Furthermore, finding the one causal mutation is challenging considering the large number of genetic variations per individual. Therefore, it is not surprising that in the recent success stories presented by the authors and others, whole exome sequencing is combined with traditional mapping approaches to limit the number of candidate variations. Today families tend to be smaller and, due to the disease severity, many unsolved cases represent single patients. In such situations, it is impossible to apply positional cloning approaches such as linkage analysis or homozygosity mapping. Even so, establishing the probable mode of inheritance in a family significantly influences the diagnostic yield, as it determines the filtering strategy of next generation sequencing data (Sawyer ).

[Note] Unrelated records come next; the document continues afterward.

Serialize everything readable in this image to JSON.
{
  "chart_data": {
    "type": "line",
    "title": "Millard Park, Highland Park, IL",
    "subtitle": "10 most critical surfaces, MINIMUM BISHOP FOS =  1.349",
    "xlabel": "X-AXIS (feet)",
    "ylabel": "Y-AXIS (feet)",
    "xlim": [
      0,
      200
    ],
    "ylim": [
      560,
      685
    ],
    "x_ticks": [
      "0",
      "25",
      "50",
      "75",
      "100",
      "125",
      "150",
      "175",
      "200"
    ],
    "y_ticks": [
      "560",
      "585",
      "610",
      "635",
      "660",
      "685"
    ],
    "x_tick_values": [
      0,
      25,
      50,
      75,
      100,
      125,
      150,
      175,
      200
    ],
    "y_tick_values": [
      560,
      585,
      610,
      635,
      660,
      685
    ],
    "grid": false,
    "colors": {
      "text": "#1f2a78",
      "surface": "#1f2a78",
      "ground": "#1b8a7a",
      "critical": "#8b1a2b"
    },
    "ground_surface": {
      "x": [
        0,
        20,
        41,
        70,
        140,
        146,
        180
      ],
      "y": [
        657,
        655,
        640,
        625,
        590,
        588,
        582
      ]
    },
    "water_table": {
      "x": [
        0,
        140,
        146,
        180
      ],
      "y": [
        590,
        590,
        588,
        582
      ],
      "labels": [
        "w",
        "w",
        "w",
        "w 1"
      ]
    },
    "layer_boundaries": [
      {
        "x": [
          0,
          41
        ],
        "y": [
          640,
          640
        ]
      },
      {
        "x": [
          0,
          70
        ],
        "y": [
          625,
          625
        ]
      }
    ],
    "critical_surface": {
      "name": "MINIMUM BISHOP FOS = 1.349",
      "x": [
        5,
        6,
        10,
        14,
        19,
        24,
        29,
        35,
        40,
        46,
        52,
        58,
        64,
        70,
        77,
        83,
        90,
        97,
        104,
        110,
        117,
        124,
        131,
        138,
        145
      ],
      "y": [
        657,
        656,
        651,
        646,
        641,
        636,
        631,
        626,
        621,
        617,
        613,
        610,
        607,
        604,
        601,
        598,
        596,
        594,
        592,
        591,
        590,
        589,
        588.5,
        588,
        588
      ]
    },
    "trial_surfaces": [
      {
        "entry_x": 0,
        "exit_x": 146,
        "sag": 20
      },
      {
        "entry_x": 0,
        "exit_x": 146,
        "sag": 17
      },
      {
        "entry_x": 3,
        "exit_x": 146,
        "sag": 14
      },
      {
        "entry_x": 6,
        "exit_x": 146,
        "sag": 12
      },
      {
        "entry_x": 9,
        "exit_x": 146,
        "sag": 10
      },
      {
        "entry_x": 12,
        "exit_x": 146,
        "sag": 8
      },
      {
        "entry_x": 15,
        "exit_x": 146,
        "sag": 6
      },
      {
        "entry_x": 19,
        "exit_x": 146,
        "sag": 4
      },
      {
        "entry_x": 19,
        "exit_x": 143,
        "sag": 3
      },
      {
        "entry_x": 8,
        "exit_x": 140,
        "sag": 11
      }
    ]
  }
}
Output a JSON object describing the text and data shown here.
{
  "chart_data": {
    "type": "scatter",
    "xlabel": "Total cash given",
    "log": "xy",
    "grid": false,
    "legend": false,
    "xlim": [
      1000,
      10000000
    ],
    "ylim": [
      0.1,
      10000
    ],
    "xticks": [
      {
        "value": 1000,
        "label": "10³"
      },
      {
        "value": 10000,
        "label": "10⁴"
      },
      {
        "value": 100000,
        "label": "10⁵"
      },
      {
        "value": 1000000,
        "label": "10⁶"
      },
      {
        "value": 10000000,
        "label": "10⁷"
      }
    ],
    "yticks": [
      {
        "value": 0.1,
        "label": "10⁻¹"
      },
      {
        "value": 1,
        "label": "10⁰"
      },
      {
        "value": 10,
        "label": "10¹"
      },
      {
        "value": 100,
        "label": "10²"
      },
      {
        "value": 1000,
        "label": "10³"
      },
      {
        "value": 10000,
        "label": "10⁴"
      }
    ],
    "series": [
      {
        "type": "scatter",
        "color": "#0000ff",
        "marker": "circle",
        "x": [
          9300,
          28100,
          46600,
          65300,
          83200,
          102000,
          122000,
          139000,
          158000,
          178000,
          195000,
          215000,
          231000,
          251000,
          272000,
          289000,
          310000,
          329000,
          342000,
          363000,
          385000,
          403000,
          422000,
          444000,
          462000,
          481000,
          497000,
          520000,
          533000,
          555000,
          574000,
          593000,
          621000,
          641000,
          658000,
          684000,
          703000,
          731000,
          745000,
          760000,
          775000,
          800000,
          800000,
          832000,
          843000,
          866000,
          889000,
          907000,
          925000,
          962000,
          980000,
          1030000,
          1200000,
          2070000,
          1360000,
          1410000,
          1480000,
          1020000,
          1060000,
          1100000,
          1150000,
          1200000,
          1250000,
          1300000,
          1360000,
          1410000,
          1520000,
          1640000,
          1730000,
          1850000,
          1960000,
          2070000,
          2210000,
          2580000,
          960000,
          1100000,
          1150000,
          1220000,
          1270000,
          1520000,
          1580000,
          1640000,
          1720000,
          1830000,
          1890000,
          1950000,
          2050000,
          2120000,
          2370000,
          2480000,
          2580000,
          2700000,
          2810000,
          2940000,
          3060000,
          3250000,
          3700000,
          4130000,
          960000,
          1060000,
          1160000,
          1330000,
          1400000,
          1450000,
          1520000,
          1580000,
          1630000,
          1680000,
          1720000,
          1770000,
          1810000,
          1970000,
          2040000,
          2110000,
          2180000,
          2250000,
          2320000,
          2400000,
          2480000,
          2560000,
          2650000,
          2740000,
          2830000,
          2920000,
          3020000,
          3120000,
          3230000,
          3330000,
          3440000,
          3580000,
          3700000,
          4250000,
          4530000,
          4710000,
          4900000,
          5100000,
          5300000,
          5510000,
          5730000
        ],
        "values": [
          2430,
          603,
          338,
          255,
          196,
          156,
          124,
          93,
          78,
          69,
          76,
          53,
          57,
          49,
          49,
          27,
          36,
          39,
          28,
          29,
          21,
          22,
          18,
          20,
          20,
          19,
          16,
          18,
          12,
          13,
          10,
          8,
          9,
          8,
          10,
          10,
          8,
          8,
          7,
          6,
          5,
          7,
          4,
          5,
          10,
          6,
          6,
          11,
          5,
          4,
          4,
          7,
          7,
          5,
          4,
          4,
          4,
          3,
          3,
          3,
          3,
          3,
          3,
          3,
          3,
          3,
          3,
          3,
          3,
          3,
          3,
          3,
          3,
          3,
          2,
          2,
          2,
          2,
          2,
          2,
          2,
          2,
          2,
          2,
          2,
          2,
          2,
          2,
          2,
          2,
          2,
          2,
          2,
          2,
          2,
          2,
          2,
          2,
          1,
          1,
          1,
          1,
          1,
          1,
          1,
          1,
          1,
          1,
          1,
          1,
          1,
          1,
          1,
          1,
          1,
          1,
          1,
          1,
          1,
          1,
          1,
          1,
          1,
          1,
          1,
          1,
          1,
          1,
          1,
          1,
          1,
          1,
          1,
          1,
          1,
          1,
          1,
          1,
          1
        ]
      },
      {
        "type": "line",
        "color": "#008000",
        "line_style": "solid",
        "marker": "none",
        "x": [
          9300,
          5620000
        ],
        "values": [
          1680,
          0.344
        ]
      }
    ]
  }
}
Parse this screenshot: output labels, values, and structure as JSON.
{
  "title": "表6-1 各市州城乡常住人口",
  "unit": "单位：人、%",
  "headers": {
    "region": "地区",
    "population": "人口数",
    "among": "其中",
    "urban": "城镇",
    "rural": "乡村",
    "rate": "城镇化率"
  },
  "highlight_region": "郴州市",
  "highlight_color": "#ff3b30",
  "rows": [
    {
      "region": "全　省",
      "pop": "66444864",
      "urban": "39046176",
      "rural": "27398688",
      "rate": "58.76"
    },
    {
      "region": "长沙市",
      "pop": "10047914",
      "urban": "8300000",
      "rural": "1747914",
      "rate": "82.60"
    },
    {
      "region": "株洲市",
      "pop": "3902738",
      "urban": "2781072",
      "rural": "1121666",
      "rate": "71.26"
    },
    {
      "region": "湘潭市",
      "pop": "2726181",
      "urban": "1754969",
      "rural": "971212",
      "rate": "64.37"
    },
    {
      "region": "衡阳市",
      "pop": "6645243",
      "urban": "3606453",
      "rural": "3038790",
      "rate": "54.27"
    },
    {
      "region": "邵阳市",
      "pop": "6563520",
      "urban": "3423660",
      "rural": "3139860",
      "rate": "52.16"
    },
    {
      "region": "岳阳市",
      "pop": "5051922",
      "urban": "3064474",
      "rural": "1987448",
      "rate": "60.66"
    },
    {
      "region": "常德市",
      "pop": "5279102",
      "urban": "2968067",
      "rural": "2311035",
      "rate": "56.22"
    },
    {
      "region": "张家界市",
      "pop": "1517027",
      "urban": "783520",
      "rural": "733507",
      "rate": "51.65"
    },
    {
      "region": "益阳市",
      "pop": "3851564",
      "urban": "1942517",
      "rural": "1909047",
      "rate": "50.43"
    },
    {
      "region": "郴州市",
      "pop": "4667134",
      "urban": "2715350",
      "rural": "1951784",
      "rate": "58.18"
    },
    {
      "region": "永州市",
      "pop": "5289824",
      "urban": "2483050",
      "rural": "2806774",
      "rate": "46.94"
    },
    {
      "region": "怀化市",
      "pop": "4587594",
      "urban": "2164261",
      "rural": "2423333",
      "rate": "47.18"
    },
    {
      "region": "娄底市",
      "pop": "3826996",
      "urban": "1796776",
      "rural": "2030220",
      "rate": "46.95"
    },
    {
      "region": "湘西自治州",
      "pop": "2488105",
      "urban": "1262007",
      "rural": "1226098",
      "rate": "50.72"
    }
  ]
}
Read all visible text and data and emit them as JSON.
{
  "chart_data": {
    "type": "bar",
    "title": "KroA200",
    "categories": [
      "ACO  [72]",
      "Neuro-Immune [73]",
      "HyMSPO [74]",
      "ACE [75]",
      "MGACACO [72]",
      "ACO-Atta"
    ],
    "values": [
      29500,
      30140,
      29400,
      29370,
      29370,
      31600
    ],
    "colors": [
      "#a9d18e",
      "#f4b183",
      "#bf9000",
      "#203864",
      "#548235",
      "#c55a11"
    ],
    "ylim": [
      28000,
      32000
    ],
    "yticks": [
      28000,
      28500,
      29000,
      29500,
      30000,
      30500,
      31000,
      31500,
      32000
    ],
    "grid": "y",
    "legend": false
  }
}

Clearly, the next major challenge will be to determine the pathogenicity of a multitude of potential mutations. For a rare disorder such as SMA, obtaining independent genetic evidence for pathogenicity, i.e. a second mutation in the same gene in an unrelated patient, is often difficult. Large-scale international collaborations that share findings from individual patients with similar phenotypes and the pooling of data in gene- and phenotype-specific databases would facilitate the diagnostic process. This approach was recently applied by research labs submitting data to the GEnomes Management Application (GEM.app) database, leading to the successful identification of genetic defects in BICD2 as a cause of SMA and hereditary spastic paraplegia (Oates ). Furthermore, robust and high-throughput functional models to interpret the relevance of genetic variations are urgently needed. These translational tools could also facilitate the development of personalized medicines. Efforts are already being made to model potentially clinically significant variations (e.g. in zebrafish) (Niederriter ). Ultimately, the mutations in newly identified genes will require iterative clinical examination to confirm the individual molecular diagnosis, especially in the case of allelic disorders.

Conclusions

In conclusion, non-5q SMA has long represented a challenge for clinicians and scientists due to its enormous variability, both clinically and genetically. The advances in next generation sequencing have elucidated the causal genes for many SMA types, yet this only further complicates matters by revealing overlaps with several other neuromuscular disorders. The proportion of patients with SMA for whom we can achieve a genetic diagnosis has dramatically increased in the past few years, and is expected to rise even more with the rapid advance of next generation sequencing technologies and lower costs. The major challenge for the future will be determining the pathogenicity of the causal mutation among a multitude of genetic alterations. To this end, platforms for sharing of next generation sequencing data should be developed to increase the chances of finding a second hit, and accurate and predictive models of SMA ought to be created for high-throughput screening of potential mutations and for the identification of drug hits. These are exciting times in the field of spinal muscular atrophies.